M. Ward: Transfiguration of Vincent (2003)



This record is new to me, and I'm delighted to discover that this and not Transistor Radio from a couple of years later is Matt Ward's artistic breakthrough. On his third album, he proves himself already a master of texture and a cinematic, dreamlike mood that is completely irresistible. From the opening sound of crickets chirping, these fifteen admirably concise tracks whisper in and out but never collapse under their ambience, and provide a showcase for both Ward's humongous guitar gifts and his attraction to bedroom-pop production in the vein of Nick Drake without succumbing to the gimmicry that often marred his prior effort, End of Amnesia.

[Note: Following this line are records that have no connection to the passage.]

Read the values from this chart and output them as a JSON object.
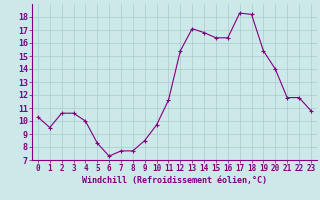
{
  "x": [
    0,
    1,
    2,
    3,
    4,
    5,
    6,
    7,
    8,
    9,
    10,
    11,
    12,
    13,
    14,
    15,
    16,
    17,
    18,
    19,
    20,
    21,
    22,
    23
  ],
  "y": [
    10.3,
    9.5,
    10.6,
    10.6,
    10.0,
    8.3,
    7.3,
    7.7,
    7.7,
    8.5,
    9.7,
    11.6,
    15.4,
    17.1,
    16.8,
    16.4,
    16.4,
    18.3,
    18.2,
    15.4,
    14.0,
    11.8,
    11.8,
    10.8
  ],
  "xlabel": "Windchill (Refroidissement éolien,°C)",
  "ylim": [
    7,
    19
  ],
  "xlim": [
    -0.5,
    23.5
  ],
  "yticks": [
    7,
    8,
    9,
    10,
    11,
    12,
    13,
    14,
    15,
    16,
    17,
    18
  ],
  "xticks": [
    0,
    1,
    2,
    3,
    4,
    5,
    6,
    7,
    8,
    9,
    10,
    11,
    12,
    13,
    14,
    15,
    16,
    17,
    18,
    19,
    20,
    21,
    22,
    23
  ],
  "line_color": "#800080",
  "marker_color": "#800080",
  "bg_color": "#cce8e8",
  "grid_color": "#aacaca",
  "tick_label_color": "#800080",
  "xlabel_color": "#800080",
  "xlabel_fontsize": 6.0,
  "tick_fontsize": 5.5,
  "ytick_fontsize": 6.0
}
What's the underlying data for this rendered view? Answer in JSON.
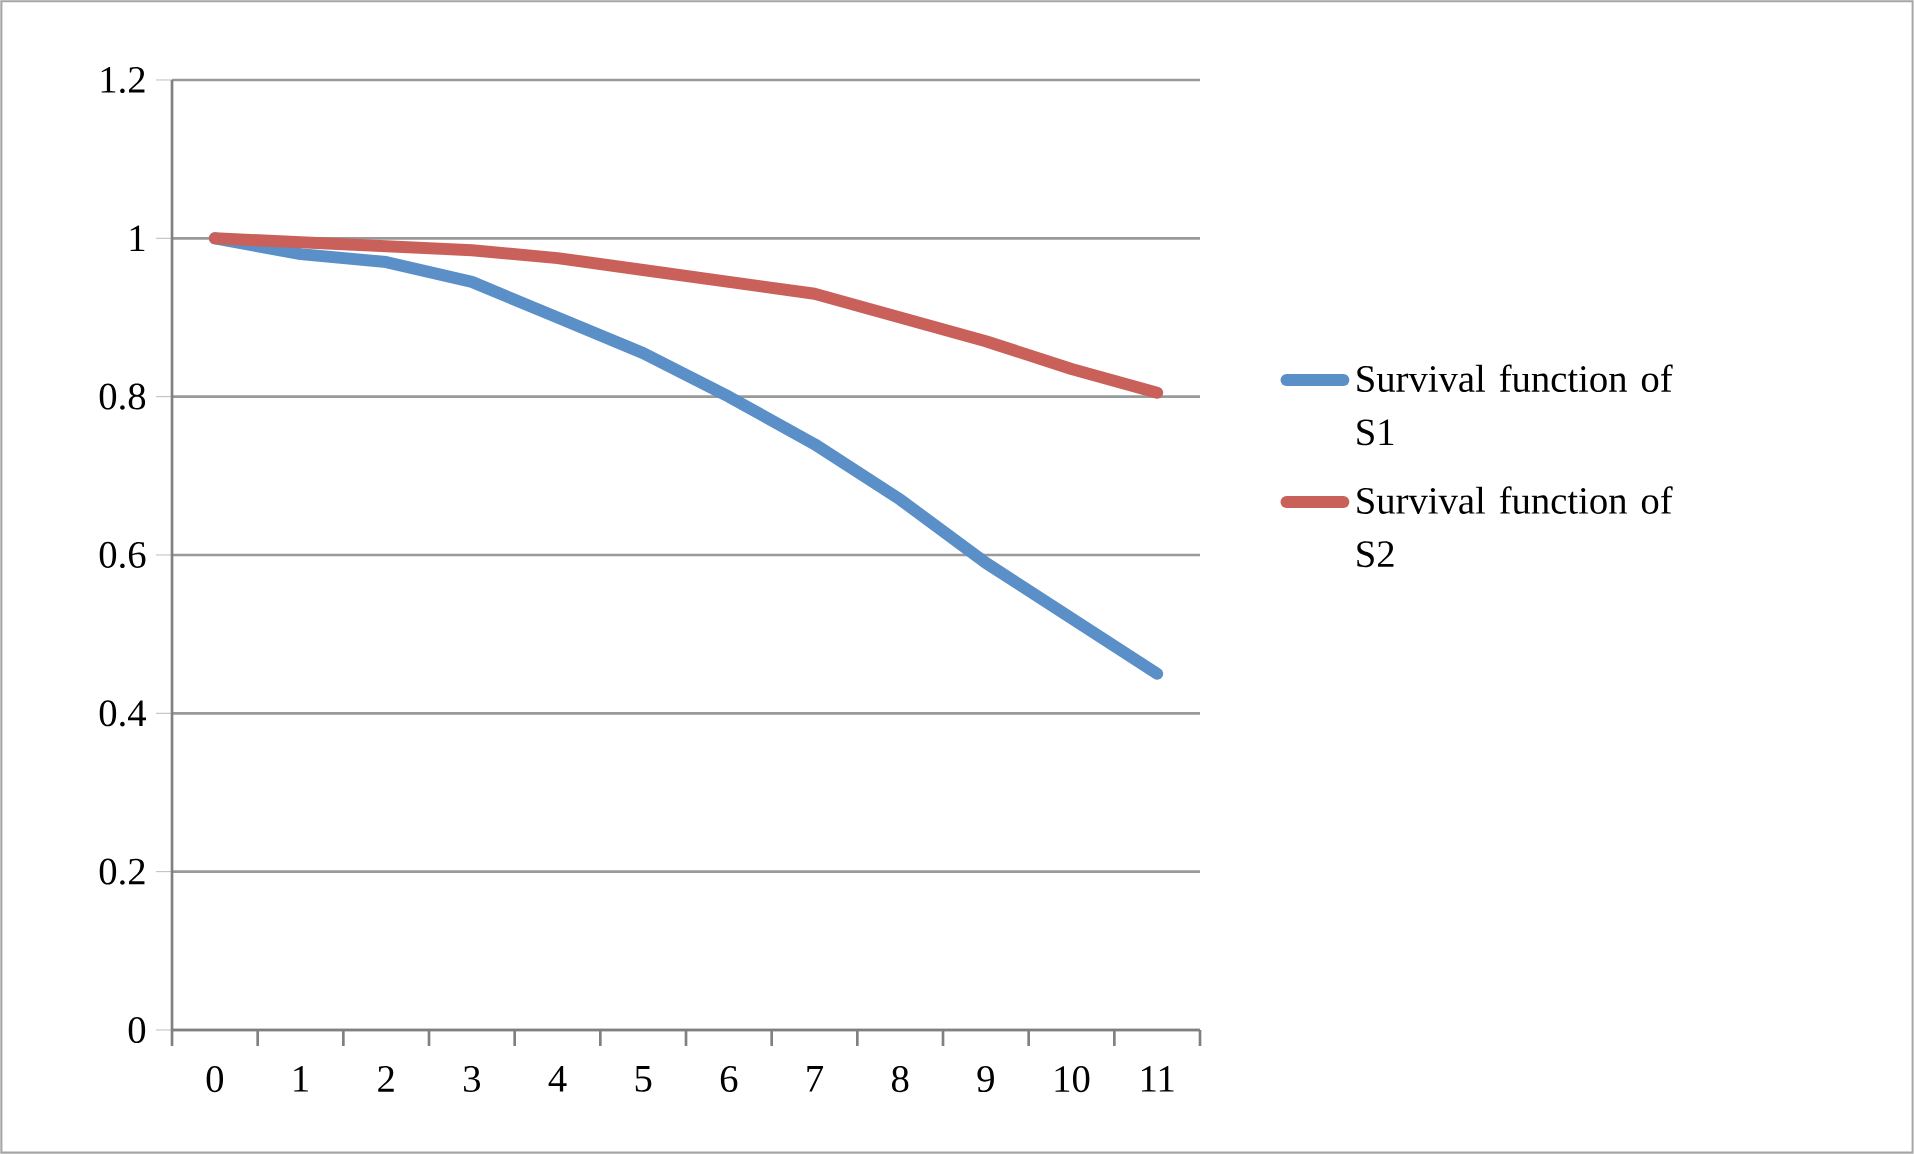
{
  "chart_data": {
    "type": "line",
    "categories": [
      "0",
      "1",
      "2",
      "3",
      "4",
      "5",
      "6",
      "7",
      "8",
      "9",
      "10",
      "11"
    ],
    "series": [
      {
        "name": "Survival function of S1",
        "color": "#5b8fc7",
        "values": [
          1.0,
          0.98,
          0.97,
          0.945,
          0.9,
          0.855,
          0.8,
          0.74,
          0.67,
          0.59,
          0.52,
          0.45
        ]
      },
      {
        "name": "Survival function of S2",
        "color": "#c9605a",
        "values": [
          1.0,
          0.995,
          0.99,
          0.985,
          0.975,
          0.96,
          0.945,
          0.93,
          0.9,
          0.87,
          0.835,
          0.805
        ]
      }
    ],
    "ylim": [
      0,
      1.2
    ],
    "yticks": [
      0,
      0.2,
      0.4,
      0.6,
      0.8,
      1,
      1.2
    ],
    "grid": "y",
    "legend": "right",
    "marker": "none",
    "line_style": "solid"
  }
}
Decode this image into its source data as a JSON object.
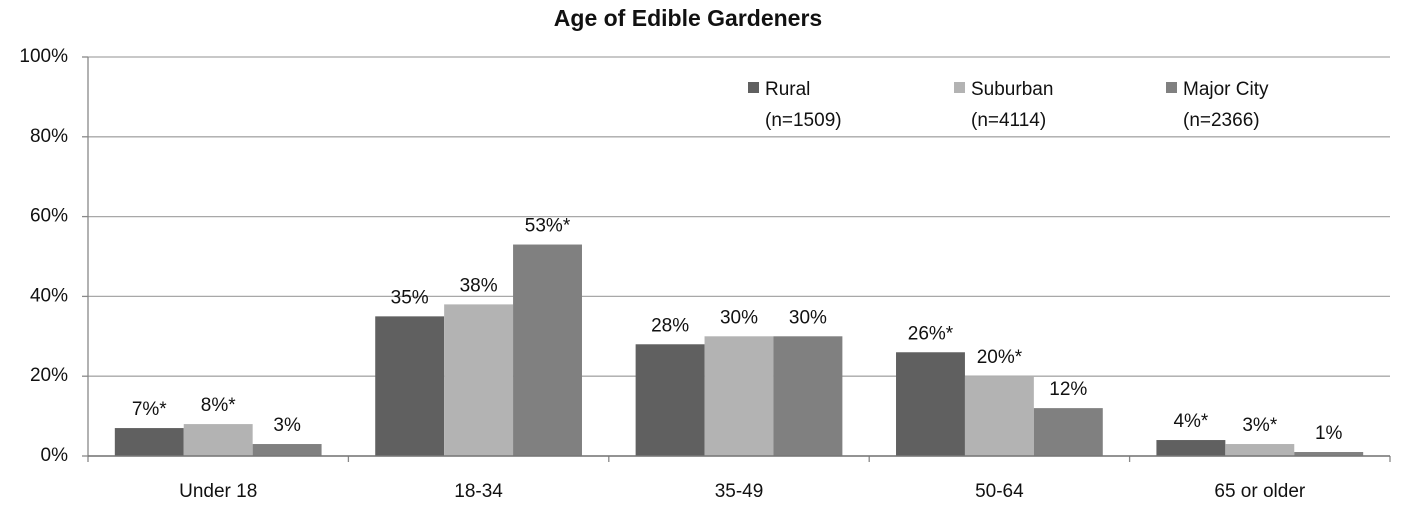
{
  "chart_data": {
    "type": "bar",
    "title": "Age of Edible Gardeners",
    "categories": [
      "Under 18",
      "18-34",
      "35-49",
      "50-64",
      "65 or older"
    ],
    "series": [
      {
        "name": "Rural",
        "note": "(n=1509)",
        "color": "#606060",
        "values": [
          7,
          35,
          28,
          26,
          4
        ],
        "value_labels": [
          "7%*",
          "35%",
          "28%",
          "26%*",
          "4%*"
        ]
      },
      {
        "name": "Suburban",
        "note": "(n=4114)",
        "color": "#b3b3b3",
        "values": [
          8,
          38,
          30,
          20,
          3
        ],
        "value_labels": [
          "8%*",
          "38%",
          "30%",
          "20%*",
          "3%*"
        ]
      },
      {
        "name": "Major City",
        "note": "(n=2366)",
        "color": "#808080",
        "values": [
          3,
          53,
          30,
          12,
          1
        ],
        "value_labels": [
          "3%",
          "53%*",
          "30%",
          "12%",
          "1%"
        ]
      }
    ],
    "ylim": [
      0,
      100
    ],
    "yticks": [
      {
        "value": 0,
        "label": "0%"
      },
      {
        "value": 20,
        "label": "20%"
      },
      {
        "value": 40,
        "label": "40%"
      },
      {
        "value": 60,
        "label": "60%"
      },
      {
        "value": 80,
        "label": "80%"
      },
      {
        "value": 100,
        "label": "100%"
      }
    ],
    "grid": true,
    "legend": "top-right"
  }
}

"Transfiguration #1" is a piano-complemented Floyd Cramer imitation, a stage-setter of sorts, before Ward sets in with stirringly pretty ballads that easily compete with his influences, from the singer-songwriters of the '70s to Yo La Tengo. Ward's resistance to cop to pure sentimentality is a welcome change from his earlier work; whereas "Vincent O'Brian" might once have finally come across as mawkish, he buries under enough electric guitar and drums to make its nostalgia endearing and welcome, never cloying. At his best, though, he is unafraid of a stomping folk-rock that, on "Helicopter" and "Fool Says," verges on psychedelia. He's also unexpectedly witty; witness the filtered drone of the Johnny Cash burlesque "Sad, Sad Song," the jazzy barroom charm of "Poor Boy, Minor Key," the thrilling fusion of country-blues and chamber pop on "Get to the Table on Time."

The record doesn't divide itself convincingly into songs, but they're here if you need them; the melodies here are more persuasive than is usual for Ward's output, before or since (with a brighter arrangement, "A Voice at the End of the Line" could work as a She & Him track; "Let's Dance" is unabashed prom night stuff). It's more likely that you'll find the ambience so enjoyable that you'll simply let the whole thing play through. And that's certainly a virtue not to be taken lightly. Just don't assume that just because the thing is pretty, it's passable purely on that basis; pay close attention and you'll find this no less rewarding.